In den letzten Tagen haben die israelischen Verteidigungsstreitkräfte (IDF) mehrfach Unifil angegriffen, Kameras beschädigt, direkt auf Friedenstruppen geschossen und am 13. Oktober sind zwei israelische Panzer 45 Minuten lang auf ein UN-Gelände vorgedrungen und haben Rauchbomben gezündet.

Am selben Tag forderte Israel die Unifil auf, sich fünf Kilometer von der Blauen Linie, der De-facto-Grenze zwischen Israel und dem Libanon, zurückzuziehen, um sie "aus der Gefahrenzone" zu bringen.

Bei jedem Vorfall behauptete die IDF entweder, in Selbstverteidigung gegen die Hisbollah gehandelt zu haben, oder es habe sich um einen Unfall gehandelt. Diese Erklärungen haben den Rest der Welt nicht überzeugt.

Die USA, mehrere europäische Länder und die EU haben erklärt, dass UN-Friedenstruppen nicht angegriffen werden dürfen. Der Generalsekretär der Vereinten Nationen, António Guterres, ist der Ansicht, dass diese Angriffe Kriegsverbrechen darstellen könnten und sowohl gegen das Völkerrecht als auch gegen das humanitäre Völkerrecht verstoßen.

Libanon: 337 Tote UN-Soldaten seit 1978

Seit 1978 hat Unifil 337 Friedenssoldaten verloren, was den Libanon in menschlicher Hinsicht zur kostspieligsten aller UN-Friedensmissionen.

Doch trotz dieser Risiken ist sie geblieben. Während des gesamten Einsatzes wurde Unifil von der israelischen Armee direkt und über eine Stellvertreterarmee, die Südlibanesische Armee (SLA), unter Druck gesetzt. Infolgedessen hat Unifil eine starke institutionelle Erinnerung daran, unter den schlimmsten Umständen zu bleiben, was es unwahrscheinlich macht, dass sie einen Rückzug empfehlen würde.

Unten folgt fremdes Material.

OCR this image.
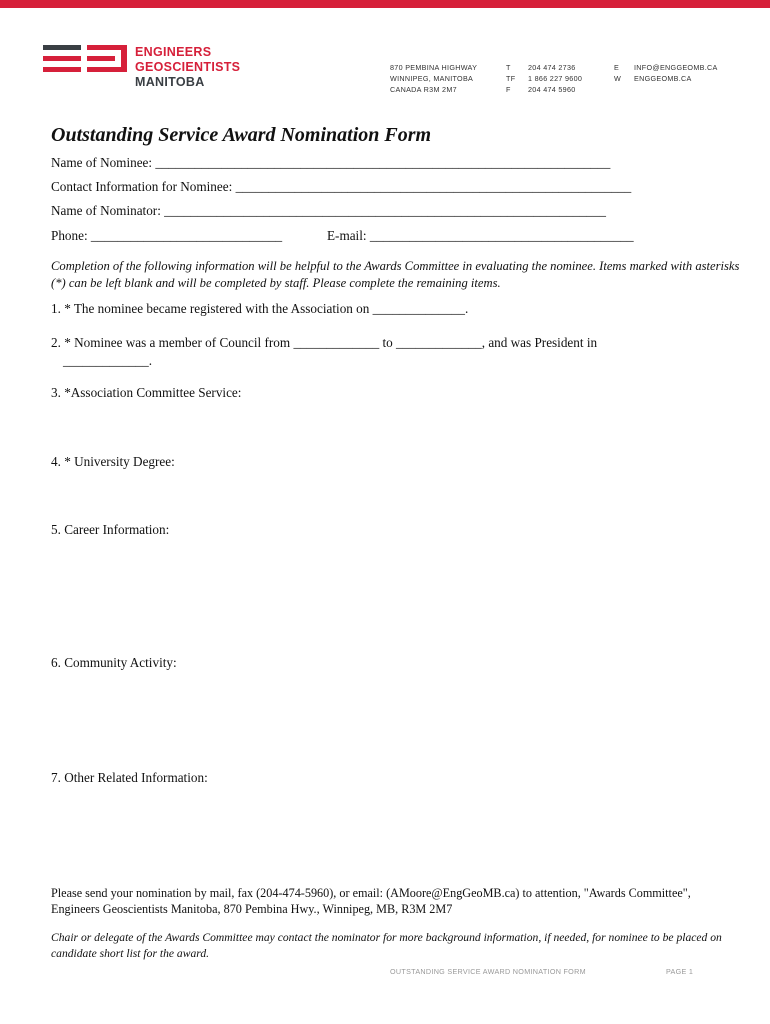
ENGINEERS
GEOSCIENTISTS
MANITOBA
870 PEMBINA HIGHWAY
WINNIPEG, MANITOBA
CANADA R3M 2M7
T
TF
F
204 474 2736
1 866 227 9600
204 474 5960
E
W
INFO@ENGGEOMB.CA
ENGGEOMB.CA
Outstanding Service Award Nomination Form
Name of Nominee: _____________________________________________________________________
Contact Information for Nominee: ____________________________________________________________
Name of Nominator: ___________________________________________________________________
Phone: _____________________________	E-mail: ________________________________________
Completion of the following information will be helpful to the Awards Committee in evaluating the nominee. Items marked with asterisks (*) can be left blank and will be completed by staff. Please complete the remaining items.
1. * The nominee became registered with the Association on ______________.
2. * Nominee was a member of Council from _____________ to _____________, and was President in
_____________.
3. *Association Committee Service:
4. * University Degree:
5. Career Information:
6. Community Activity:
7. Other Related Information:
Please send your nomination by mail, fax (204-474-5960), or email: (AMoore@EngGeoMB.ca) to attention, "Awards Committee", Engineers Geoscientists Manitoba, 870 Pembina Hwy., Winnipeg, MB, R3M 2M7
Chair or delegate of the Awards Committee may contact the nominator for more background information, if needed, for nominee to be placed on candidate short list for the award.
OUTSTANDING SERVICE AWARD NOMINATION FORM	PAGE 1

Ferner ist sich der Sicherheitsrat bewusst, dass bei einem Rückzug von Unifil aus der Region in Zukunft wahrscheinlich ein anderer UN-geführter Konfliktlösungsmechanismus erforderlich sein wird. Ebendarum wurden die Unifil-Mandate immer wieder verlängert, wenn auch manchmal nur für drei Monate oder weniger.

Die größte Bedrohung für den Unifil-Einsatz besteht darin, dass ein oder mehrere Truppenstellerländer entscheiden, dass die Risiken zu hoch sind und ihre Kontingente abziehen. Die Unifil-Mission nach 2006 umfasst die größte Anzahl europäischer Truppenkontingente aller Friedensmissionen weltweit, wobei die größten Beitragsländer Italien, Spanien, Irland und Frankreich sind.

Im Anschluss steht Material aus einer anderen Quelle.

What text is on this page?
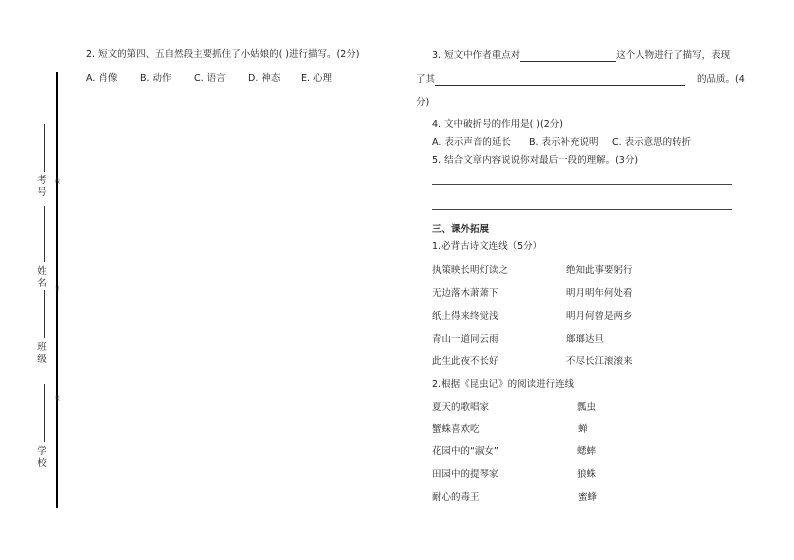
考号
线
姓名 订
班级
装
学校
2. 短文的第四、五自然段主要抓住了小姑娘的( )进行描写。(2分)
A. 肖像 B. 动作 C. 语言 D. 神态 E. 心理
3. 短文中作者重点对	这个人物进行了描写，表现
了其	的品质。(4
分)
4. 文中破折号的作用是( )(2分)
A. 表示声音的延长 B. 表示补充说明 C. 表示意思的转折
5. 结合文章内容说说你对最后一段的理解。(3分)
三、课外拓展
1.必背古诗文连线（5分）
执策映长明灯读之	绝知此事要躬行
无边落木萧萧下	明月明年何处看
纸上得来终觉浅	明月何曾是两乡
青山一道同云雨	瑯瑯达旦
此生此夜不长好	不尽长江滚滚来
2.根据《昆虫记》的阅读进行连线
夏天的歌唱家	瓢虫
蟹蛛喜欢吃	蝉
花园中的“淑女”	蟋蟀
田园中的提琴家	狼蛛
耐心的毒王	蜜蜂
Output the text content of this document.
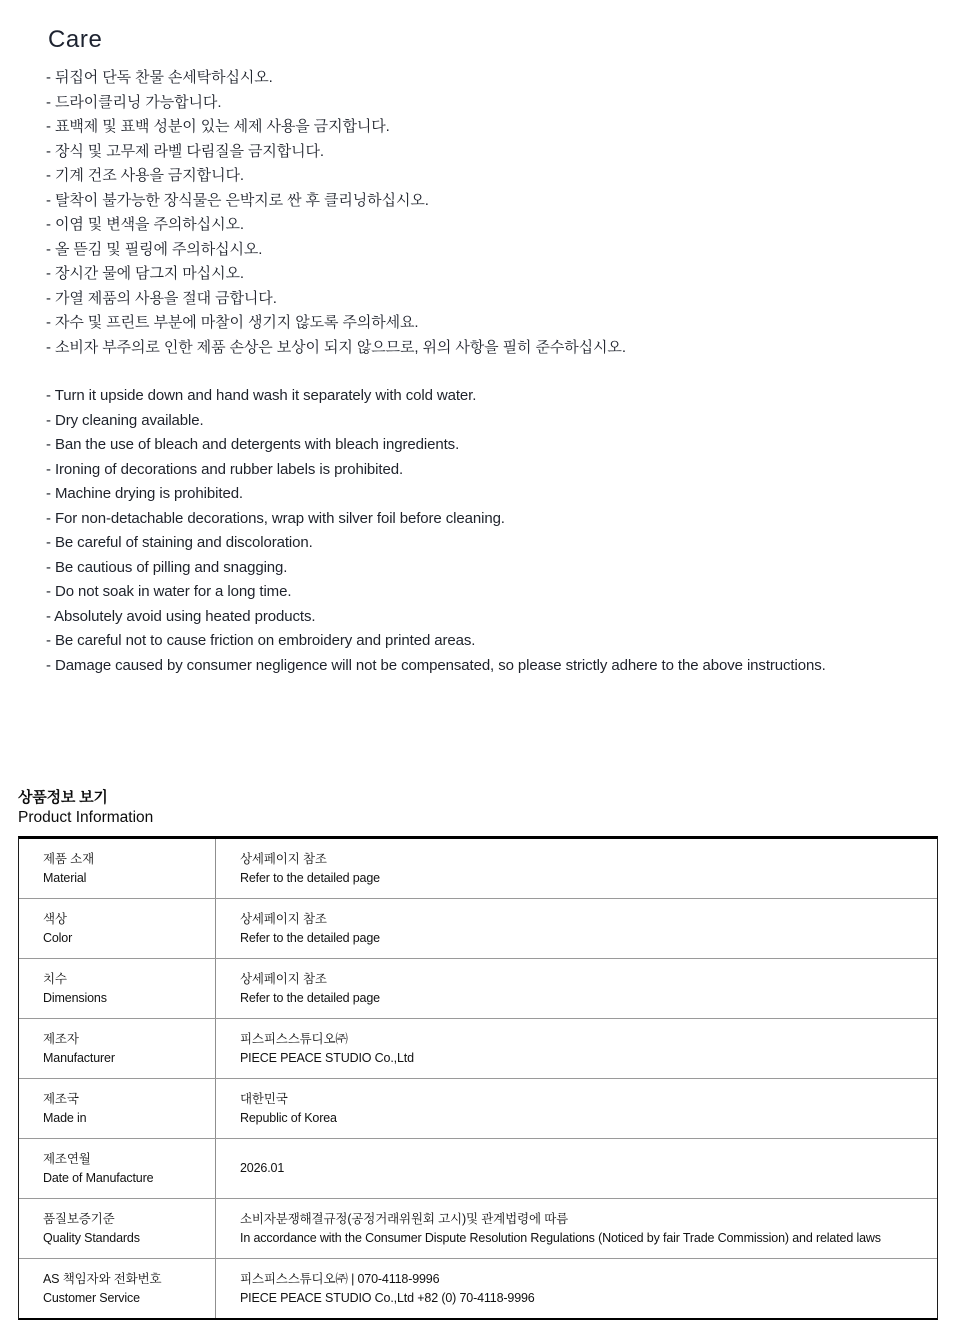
Care
- 뒤집어 단독 찬물 손세탁하십시오.
- 드라이클리닝 가능합니다.
- 표백제 및 표백 성분이 있는 세제 사용을 금지합니다.
- 장식 및 고무제 라벨 다림질을 금지합니다.
- 기계 건조 사용을 금지합니다.
- 탈착이 불가능한 장식물은 은박지로 싼 후 클리닝하십시오.
- 이염 및 변색을 주의하십시오.
- 올 뜯김 및 필링에 주의하십시오.
- 장시간 물에 담그지 마십시오.
- 가열 제품의 사용을 절대 금합니다.
- 자수 및 프린트 부분에 마찰이 생기지 않도록 주의하세요.
- 소비자 부주의로 인한 제품 손상은 보상이 되지 않으므로, 위의 사항을 필히 준수하십시오.
- Turn it upside down and hand wash it separately with cold water.
- Dry cleaning available.
- Ban the use of bleach and detergents with bleach ingredients.
- Ironing of decorations and rubber labels is prohibited.
- Machine drying is prohibited.
- For non-detachable decorations, wrap with silver foil before cleaning.
- Be careful of staining and discoloration.
- Be cautious of pilling and snagging.
- Do not soak in water for a long time.
- Absolutely avoid using heated products.
- Be careful not to cause friction on embroidery and printed areas.
- Damage caused by consumer negligence will not be compensated, so please strictly adhere to the above instructions.
상품정보 보기
Product Information
제품 소재
Material
상세페이지 참조
Refer to the detailed page
색상
Color
상세페이지 참조
Refer to the detailed page
치수
Dimensions
상세페이지 참조
Refer to the detailed page
제조자
Manufacturer
피스피스스튜디오㈜
PIECE PEACE STUDIO Co.,Ltd
제조국
Made in
대한민국
Republic of Korea
제조연월
Date of Manufacture
2026.01
품질보증기준
Quality Standards
소비자분쟁해결규정(공정거래위원회 고시)및 관계법령에 따름
In accordance with the Consumer Dispute Resolution Regulations (Noticed by fair Trade Commission) and related laws
AS 책임자와 전화번호
Customer Service
피스피스스튜디오㈜ | 070-4118-9996
PIECE PEACE STUDIO Co.,Ltd +82 (0) 70-4118-9996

Die beiden Sektoren der Mission – Sektor West und Sektor Ost – werden von Italien bzw. Spanien geleitet. Die größten Nicht-EU-Truppensteller sind Indien, Ghana, Indonesien und Malaysia. Sollte eines oder mehrere dieser Länder beschließen, Truppen abzuziehen, könnte dies eine Neubewertung der Einsatzfähigkeit der Mission auslösen.

Bei einem Abzug von Unifil ist zu bedenken, dass die Stützpunkte der Truppe über eine große Menge an teurer Ausrüstung verfügen, die sich zum großen Teil im Besitz der truppenstellenden Länder befindet. Die logistische Herausforderung, Truppen und Ausrüstung in ein Kampfgebiet zu verlegen, wäre sehr schwierig und gefährlich.

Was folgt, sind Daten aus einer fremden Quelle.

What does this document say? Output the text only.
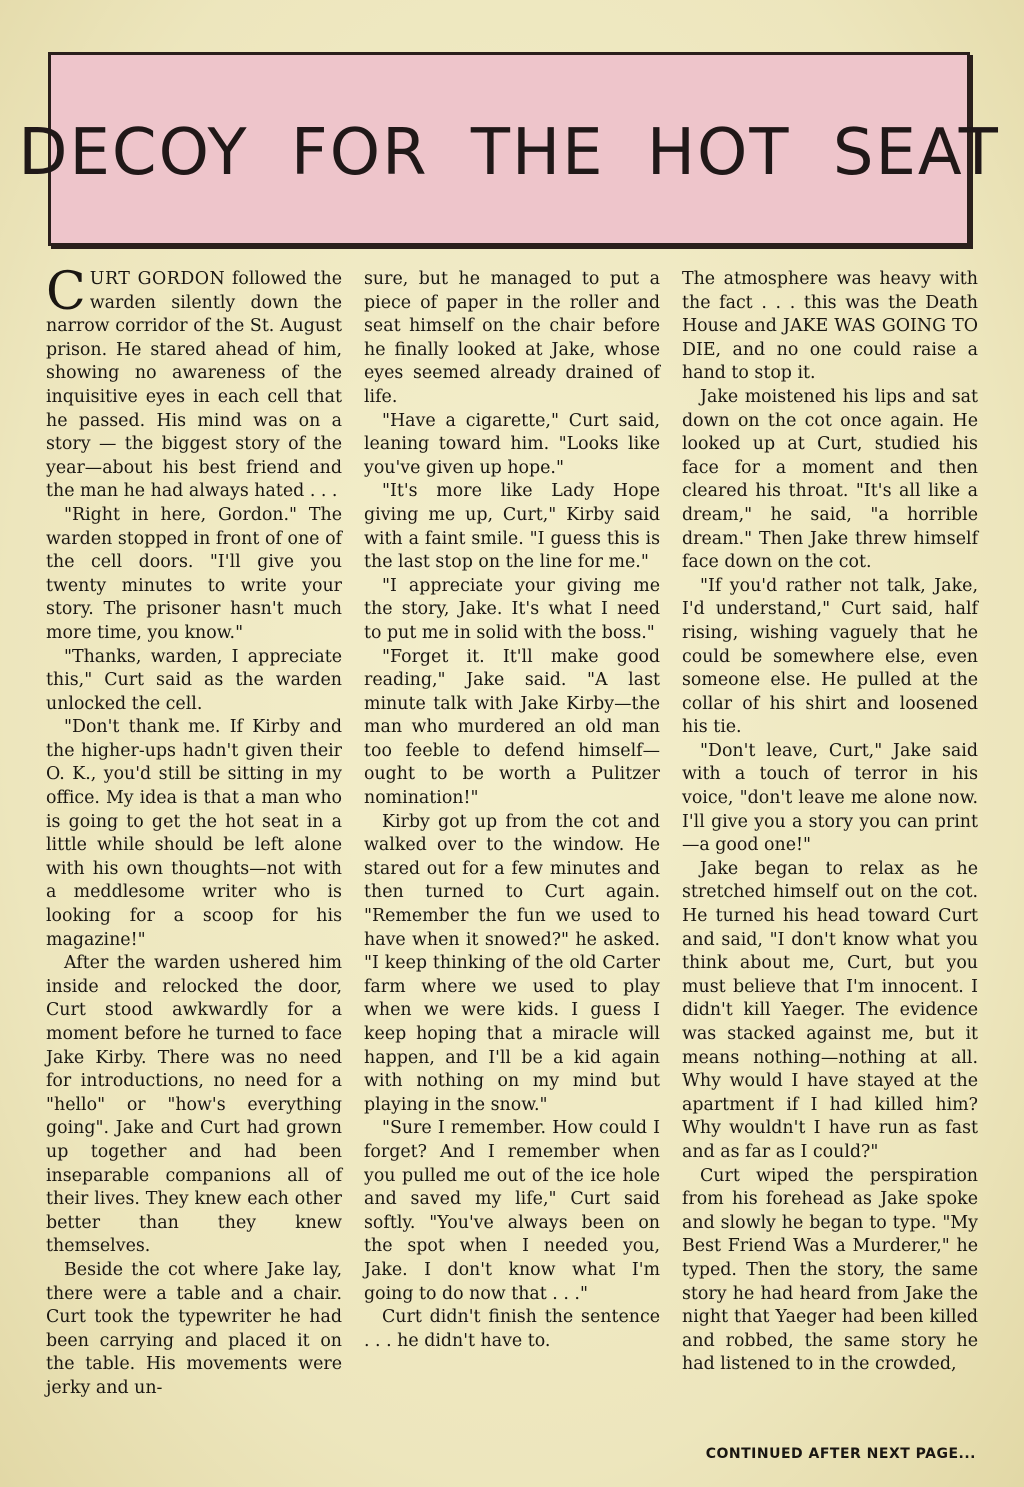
DECOY FOR THE HOT SEAT

CURT GORDON followed the warden silently down the narrow corridor of the St. August prison. He stared ahead of him, showing no awareness of the inquisitive eyes in each cell that he passed. His mind was on a story — the biggest story of the year—about his best friend and the man he had always hated . . .

"Right in here, Gordon." The warden stopped in front of one of the cell doors. "I'll give you twenty minutes to write your story. The prisoner hasn't much more time, you know."

"Thanks, warden, I appreciate this," Curt said as the warden unlocked the cell.

"Don't thank me. If Kirby and the higher-ups hadn't given their O. K., you'd still be sitting in my office. My idea is that a man who is going to get the hot seat in a little while should be left alone with his own thoughts—not with a meddlesome writer who is looking for a scoop for his magazine!"

After the warden ushered him inside and relocked the door, Curt stood awkwardly for a moment before he turned to face Jake Kirby. There was no need for introductions, no need for a "hello" or "how's everything going". Jake and Curt had grown up together and had been inseparable companions all of their lives. They knew each other better than they knew themselves.

Beside the cot where Jake lay, there were a table and a chair. Curt took the typewriter he had been carrying and placed it on the table. His movements were jerky and un-

sure, but he managed to put a piece of paper in the roller and seat himself on the chair before he finally looked at Jake, whose eyes seemed already drained of life.

"Have a cigarette," Curt said, leaning toward him. "Looks like you've given up hope."

"It's more like Lady Hope giving me up, Curt," Kirby said with a faint smile. "I guess this is the last stop on the line for me."

"I appreciate your giving me the story, Jake. It's what I need to put me in solid with the boss."

"Forget it. It'll make good reading," Jake said. "A last minute talk with Jake Kirby—the man who murdered an old man too feeble to defend himself—ought to be worth a Pulitzer nomination!"

Kirby got up from the cot and walked over to the window. He stared out for a few minutes and then turned to Curt again. "Remember the fun we used to have when it snowed?" he asked. "I keep thinking of the old Carter farm where we used to play when we were kids. I guess I keep hoping that a miracle will happen, and I'll be a kid again with nothing on my mind but playing in the snow."

"Sure I remember. How could I forget? And I remember when you pulled me out of the ice hole and saved my life," Curt said softly. "You've always been on the spot when I needed you, Jake. I don't know what I'm going to do now that . . ."

Curt didn't finish the sentence . . . he didn't have to.

The atmosphere was heavy with the fact . . . this was the Death House and JAKE WAS GOING TO DIE, and no one could raise a hand to stop it.

Jake moistened his lips and sat down on the cot once again. He looked up at Curt, studied his face for a moment and then cleared his throat. "It's all like a dream," he said, "a horrible dream." Then Jake threw himself face down on the cot.

"If you'd rather not talk, Jake, I'd understand," Curt said, half rising, wishing vaguely that he could be somewhere else, even someone else. He pulled at the collar of his shirt and loosened his tie.

"Don't leave, Curt," Jake said with a touch of terror in his voice, "don't leave me alone now. I'll give you a story you can print—a good one!"

Jake began to relax as he stretched himself out on the cot. He turned his head toward Curt and said, "I don't know what you think about me, Curt, but you must believe that I'm innocent. I didn't kill Yaeger. The evidence was stacked against me, but it means nothing—nothing at all. Why would I have stayed at the apartment if I had killed him? Why wouldn't I have run as fast and as far as I could?"

Curt wiped the perspiration from his forehead as Jake spoke and slowly he began to type. "My Best Friend Was a Murderer," he typed. Then the story, the same story he had heard from Jake the night that Yaeger had been killed and robbed, the same story he had listened to in the crowded,

CONTINUED AFTER NEXT PAGE...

Trotz der heftigen Kämpfe sind noch viele Zivilisten vor Ort. Die Zahl der Opfer der Feindseligkeiten wird derzeit auf 2.306 Tote und 10.698 Verletzte geschätzt.

Die Präsenz von Unifil ist nach wie vor unerlässlich, um die Feindseligkeiten zu überwachen und, wo immer möglich, Schutz für die Zivilbevölkerung und humanitäre Hilfe zu leisten. Um dies zu ermöglichen, müssen die Verbündeten Israels weiterhin Druck ausüben, damit die israelischen Streitkräfte alle Angriffe auf Unifil einstellen.